Abstract

Although diffuse large cell lymphomas can be morphologically divided into large cell (DLC) and immunoblastic (IBL) subtypes, the clinical significance of this subdivision remains controversial. The initial diagnostic materials from 85 patients with recorded diagnoses of diffuse large cell lymphoma who were treated at Stanford between 1975 and 1986 with cyclophosphamide, doxorubicin (Adriamycin; Adria Laboratories, Columbus, OH), vincristine, and prednisone (CHOP); methotrexate, bleomycin, doxorubicin, cyclophosphamide, vincristine, and dexamethasone (M-BACOD); or methotrexate, doxorubicin, cyclophosphamide, vincristine, prednisone, and bleomycin (MACOP-B) chemotherapy were retrospectively reviewed by a panel of hematopathologists and classified according to morphologic criteria of the Working Formulation.

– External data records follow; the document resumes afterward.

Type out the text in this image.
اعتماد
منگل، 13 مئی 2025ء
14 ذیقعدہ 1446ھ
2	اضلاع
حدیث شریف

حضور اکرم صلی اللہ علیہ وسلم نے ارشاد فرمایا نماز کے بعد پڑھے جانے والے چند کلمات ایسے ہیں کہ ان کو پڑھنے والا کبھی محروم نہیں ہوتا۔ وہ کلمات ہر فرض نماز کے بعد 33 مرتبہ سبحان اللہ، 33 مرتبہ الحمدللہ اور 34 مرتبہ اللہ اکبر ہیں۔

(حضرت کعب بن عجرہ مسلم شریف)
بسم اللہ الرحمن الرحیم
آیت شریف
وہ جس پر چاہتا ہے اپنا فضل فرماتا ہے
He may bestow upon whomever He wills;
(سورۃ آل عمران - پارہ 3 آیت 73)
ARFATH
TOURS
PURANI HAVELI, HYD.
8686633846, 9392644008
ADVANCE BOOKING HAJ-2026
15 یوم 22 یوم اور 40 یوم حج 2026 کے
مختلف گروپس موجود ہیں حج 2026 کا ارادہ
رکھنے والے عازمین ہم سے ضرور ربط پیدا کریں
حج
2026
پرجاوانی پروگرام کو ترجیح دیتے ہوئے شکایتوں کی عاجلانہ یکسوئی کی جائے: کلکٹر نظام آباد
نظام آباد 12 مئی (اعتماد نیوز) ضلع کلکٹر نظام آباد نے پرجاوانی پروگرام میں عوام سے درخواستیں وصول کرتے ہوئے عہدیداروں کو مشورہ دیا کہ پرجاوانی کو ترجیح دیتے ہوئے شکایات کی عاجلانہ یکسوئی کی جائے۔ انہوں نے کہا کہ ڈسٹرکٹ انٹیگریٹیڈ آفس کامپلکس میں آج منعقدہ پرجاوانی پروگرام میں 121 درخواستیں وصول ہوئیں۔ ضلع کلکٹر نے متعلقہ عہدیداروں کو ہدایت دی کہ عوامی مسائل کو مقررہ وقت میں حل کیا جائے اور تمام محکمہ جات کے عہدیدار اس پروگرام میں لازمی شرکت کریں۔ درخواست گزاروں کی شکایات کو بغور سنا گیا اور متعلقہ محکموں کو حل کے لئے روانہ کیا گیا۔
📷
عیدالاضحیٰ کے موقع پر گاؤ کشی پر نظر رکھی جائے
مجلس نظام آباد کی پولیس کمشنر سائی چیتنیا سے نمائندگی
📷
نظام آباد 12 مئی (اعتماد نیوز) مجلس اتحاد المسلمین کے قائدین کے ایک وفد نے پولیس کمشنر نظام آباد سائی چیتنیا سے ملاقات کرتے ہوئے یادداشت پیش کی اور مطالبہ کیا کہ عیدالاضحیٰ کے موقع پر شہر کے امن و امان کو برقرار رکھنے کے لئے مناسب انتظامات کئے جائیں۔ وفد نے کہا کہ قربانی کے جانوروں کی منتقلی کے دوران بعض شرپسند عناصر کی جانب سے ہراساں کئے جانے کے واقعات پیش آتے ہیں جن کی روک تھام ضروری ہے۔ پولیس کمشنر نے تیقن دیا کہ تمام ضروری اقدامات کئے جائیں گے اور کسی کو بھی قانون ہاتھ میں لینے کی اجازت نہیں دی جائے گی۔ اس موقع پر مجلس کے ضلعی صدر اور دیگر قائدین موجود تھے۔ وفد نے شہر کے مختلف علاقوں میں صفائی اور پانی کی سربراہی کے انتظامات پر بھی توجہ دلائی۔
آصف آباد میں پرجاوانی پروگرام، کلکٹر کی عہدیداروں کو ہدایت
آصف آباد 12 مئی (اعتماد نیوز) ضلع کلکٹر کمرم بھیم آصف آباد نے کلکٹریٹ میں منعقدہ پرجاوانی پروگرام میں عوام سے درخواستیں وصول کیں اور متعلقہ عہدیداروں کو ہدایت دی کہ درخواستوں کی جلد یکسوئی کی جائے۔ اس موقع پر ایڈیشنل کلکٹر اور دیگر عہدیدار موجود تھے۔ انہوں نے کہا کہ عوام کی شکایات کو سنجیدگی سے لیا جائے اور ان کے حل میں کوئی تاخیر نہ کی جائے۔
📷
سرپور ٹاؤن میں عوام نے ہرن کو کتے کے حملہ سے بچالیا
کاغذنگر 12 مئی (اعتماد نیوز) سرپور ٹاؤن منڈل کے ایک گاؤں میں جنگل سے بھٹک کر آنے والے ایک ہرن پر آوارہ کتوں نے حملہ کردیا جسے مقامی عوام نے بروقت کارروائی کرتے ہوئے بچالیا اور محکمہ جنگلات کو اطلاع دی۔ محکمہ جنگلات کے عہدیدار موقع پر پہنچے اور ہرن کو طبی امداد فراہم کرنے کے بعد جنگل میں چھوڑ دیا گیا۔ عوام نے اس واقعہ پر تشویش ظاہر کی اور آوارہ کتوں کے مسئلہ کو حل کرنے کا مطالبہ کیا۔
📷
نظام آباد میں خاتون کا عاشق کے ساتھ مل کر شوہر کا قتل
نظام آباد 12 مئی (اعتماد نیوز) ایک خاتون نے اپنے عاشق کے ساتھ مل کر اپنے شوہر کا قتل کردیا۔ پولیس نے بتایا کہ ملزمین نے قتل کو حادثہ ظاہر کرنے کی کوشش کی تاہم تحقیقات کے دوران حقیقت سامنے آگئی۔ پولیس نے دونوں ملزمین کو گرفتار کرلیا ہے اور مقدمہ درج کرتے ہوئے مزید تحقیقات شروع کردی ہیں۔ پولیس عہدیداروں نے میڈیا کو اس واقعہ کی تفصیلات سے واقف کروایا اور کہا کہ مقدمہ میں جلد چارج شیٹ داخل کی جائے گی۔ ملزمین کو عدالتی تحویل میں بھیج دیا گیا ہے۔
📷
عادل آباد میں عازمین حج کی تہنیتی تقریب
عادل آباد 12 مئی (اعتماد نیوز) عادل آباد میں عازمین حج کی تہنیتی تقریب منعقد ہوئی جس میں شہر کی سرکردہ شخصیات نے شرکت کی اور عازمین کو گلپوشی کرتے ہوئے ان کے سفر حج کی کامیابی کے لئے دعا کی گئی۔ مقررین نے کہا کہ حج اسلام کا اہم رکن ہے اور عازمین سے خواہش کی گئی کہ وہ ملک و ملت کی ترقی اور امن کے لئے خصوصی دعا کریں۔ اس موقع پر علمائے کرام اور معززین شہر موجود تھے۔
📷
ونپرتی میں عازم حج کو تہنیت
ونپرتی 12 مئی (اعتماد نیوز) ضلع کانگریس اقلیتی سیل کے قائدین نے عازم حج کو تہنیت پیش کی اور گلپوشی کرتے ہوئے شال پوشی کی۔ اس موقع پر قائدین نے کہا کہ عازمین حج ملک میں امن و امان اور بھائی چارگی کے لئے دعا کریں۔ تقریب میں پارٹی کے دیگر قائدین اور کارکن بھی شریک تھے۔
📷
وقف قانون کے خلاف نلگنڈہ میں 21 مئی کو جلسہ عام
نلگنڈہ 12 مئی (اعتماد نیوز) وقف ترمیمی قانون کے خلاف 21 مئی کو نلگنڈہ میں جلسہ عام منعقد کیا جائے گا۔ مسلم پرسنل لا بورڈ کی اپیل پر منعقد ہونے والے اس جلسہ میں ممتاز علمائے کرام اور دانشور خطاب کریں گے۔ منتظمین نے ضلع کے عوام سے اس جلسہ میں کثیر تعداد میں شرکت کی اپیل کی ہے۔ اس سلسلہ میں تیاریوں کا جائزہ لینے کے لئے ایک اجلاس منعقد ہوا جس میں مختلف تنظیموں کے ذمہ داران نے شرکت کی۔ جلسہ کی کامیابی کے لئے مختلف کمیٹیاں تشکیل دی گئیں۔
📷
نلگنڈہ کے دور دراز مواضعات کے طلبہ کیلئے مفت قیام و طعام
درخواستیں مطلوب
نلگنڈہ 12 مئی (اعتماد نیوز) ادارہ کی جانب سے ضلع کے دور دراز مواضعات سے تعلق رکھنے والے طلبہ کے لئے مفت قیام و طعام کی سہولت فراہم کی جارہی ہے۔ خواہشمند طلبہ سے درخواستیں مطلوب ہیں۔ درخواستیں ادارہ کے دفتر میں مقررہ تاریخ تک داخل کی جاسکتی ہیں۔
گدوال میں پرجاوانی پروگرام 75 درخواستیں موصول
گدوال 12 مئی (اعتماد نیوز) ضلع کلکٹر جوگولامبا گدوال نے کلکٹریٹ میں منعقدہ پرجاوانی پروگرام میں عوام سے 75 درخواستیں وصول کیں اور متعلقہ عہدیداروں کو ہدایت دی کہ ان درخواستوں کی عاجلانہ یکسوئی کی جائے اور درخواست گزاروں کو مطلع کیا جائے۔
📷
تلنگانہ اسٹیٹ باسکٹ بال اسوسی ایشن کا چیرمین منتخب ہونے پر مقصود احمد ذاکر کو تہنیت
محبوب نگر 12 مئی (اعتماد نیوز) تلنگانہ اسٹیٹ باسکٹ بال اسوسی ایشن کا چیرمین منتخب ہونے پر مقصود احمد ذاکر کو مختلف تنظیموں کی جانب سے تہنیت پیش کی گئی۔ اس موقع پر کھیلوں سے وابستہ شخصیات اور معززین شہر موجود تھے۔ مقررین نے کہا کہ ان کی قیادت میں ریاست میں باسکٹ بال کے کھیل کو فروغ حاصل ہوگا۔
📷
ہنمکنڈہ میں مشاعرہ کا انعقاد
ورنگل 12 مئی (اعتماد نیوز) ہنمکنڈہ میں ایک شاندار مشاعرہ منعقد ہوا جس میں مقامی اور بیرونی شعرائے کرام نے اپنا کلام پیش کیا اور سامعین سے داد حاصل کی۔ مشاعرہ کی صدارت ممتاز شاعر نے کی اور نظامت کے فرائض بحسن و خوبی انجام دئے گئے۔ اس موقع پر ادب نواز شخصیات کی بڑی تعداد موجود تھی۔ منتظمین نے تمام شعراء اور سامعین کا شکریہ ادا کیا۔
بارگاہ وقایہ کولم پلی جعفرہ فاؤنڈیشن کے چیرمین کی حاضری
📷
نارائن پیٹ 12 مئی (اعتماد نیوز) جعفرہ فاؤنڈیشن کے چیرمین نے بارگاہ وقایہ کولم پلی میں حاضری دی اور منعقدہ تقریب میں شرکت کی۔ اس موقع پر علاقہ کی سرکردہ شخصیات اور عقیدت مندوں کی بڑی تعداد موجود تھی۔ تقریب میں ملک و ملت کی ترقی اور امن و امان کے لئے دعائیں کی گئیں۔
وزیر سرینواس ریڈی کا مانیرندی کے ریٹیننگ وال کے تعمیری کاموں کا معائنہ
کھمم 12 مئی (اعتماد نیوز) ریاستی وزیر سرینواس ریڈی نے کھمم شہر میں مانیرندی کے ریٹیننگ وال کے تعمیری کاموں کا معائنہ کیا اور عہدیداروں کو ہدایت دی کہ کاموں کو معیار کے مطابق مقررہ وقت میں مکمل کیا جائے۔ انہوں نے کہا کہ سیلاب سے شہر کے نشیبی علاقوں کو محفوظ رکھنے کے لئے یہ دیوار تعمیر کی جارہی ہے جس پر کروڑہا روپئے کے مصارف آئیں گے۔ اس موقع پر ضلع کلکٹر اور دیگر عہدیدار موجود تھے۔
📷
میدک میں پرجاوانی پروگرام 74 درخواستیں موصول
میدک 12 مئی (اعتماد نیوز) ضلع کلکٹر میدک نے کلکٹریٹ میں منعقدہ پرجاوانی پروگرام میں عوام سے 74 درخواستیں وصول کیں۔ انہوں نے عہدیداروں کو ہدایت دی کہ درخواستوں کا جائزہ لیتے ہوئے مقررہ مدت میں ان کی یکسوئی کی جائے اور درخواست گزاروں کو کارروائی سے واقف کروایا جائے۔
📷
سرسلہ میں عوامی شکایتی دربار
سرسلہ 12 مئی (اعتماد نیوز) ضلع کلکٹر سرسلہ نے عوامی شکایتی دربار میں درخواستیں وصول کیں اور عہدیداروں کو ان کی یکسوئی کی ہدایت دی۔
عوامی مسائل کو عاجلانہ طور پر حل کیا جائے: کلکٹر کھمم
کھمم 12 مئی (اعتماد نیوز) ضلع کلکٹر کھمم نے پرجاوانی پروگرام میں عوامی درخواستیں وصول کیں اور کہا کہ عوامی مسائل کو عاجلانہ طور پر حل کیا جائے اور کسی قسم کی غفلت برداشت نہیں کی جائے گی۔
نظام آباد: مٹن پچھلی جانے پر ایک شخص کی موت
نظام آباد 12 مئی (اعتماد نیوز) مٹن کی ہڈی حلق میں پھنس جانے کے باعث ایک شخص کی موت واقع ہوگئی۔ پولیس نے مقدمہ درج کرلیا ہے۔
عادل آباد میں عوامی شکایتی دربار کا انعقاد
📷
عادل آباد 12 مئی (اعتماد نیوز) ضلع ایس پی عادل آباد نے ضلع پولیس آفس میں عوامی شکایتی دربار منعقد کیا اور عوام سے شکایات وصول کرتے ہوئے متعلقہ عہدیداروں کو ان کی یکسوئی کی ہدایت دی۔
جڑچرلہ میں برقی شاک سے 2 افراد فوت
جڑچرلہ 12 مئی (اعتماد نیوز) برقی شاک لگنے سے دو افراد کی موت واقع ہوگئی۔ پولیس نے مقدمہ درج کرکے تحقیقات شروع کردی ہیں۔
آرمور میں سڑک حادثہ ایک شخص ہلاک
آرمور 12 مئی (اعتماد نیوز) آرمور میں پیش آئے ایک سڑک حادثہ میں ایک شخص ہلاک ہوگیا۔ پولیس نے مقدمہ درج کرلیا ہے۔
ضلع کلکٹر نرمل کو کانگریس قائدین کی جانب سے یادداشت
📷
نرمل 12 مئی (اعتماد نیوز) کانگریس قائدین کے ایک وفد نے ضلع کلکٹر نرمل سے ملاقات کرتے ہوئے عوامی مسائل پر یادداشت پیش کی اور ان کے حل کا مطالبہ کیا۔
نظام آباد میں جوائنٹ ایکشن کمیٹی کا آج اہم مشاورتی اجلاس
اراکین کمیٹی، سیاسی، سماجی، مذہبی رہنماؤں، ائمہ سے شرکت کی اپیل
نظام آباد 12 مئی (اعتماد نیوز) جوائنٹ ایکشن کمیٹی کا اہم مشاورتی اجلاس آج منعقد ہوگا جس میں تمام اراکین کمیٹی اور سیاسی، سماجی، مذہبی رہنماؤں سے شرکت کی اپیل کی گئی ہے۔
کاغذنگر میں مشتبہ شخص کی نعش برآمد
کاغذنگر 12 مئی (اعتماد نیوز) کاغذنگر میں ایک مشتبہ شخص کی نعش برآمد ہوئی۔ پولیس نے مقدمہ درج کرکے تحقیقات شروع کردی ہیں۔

Based on the criterion of agreement of two of three observers, 60 patients were classified as having DLC, 19 as having IBL, and the lymphomas in 6 patients could not be additionally classified. No significant differences in complete response (CR) rate, freedom from disease progression (FFP), or overall survival were found between the DLC and IBL groups. There was also no significant difference in prognosis between DLC cases additionally subclassified as large cleaved cell (16 patients) and those with large non-cleaved cell (36 patients). Although IBL is considered to be a high-grade lymphoma, the authors concluded that it does not differ significantly in prognosis from DLC lymphoma and, therefore, does not justify a modified treatment selection based on IBL morphologic type alone. Definitive evaluation of the prognostic significance of morphologic subdivision may require a larger cohort of uniformly treated patients.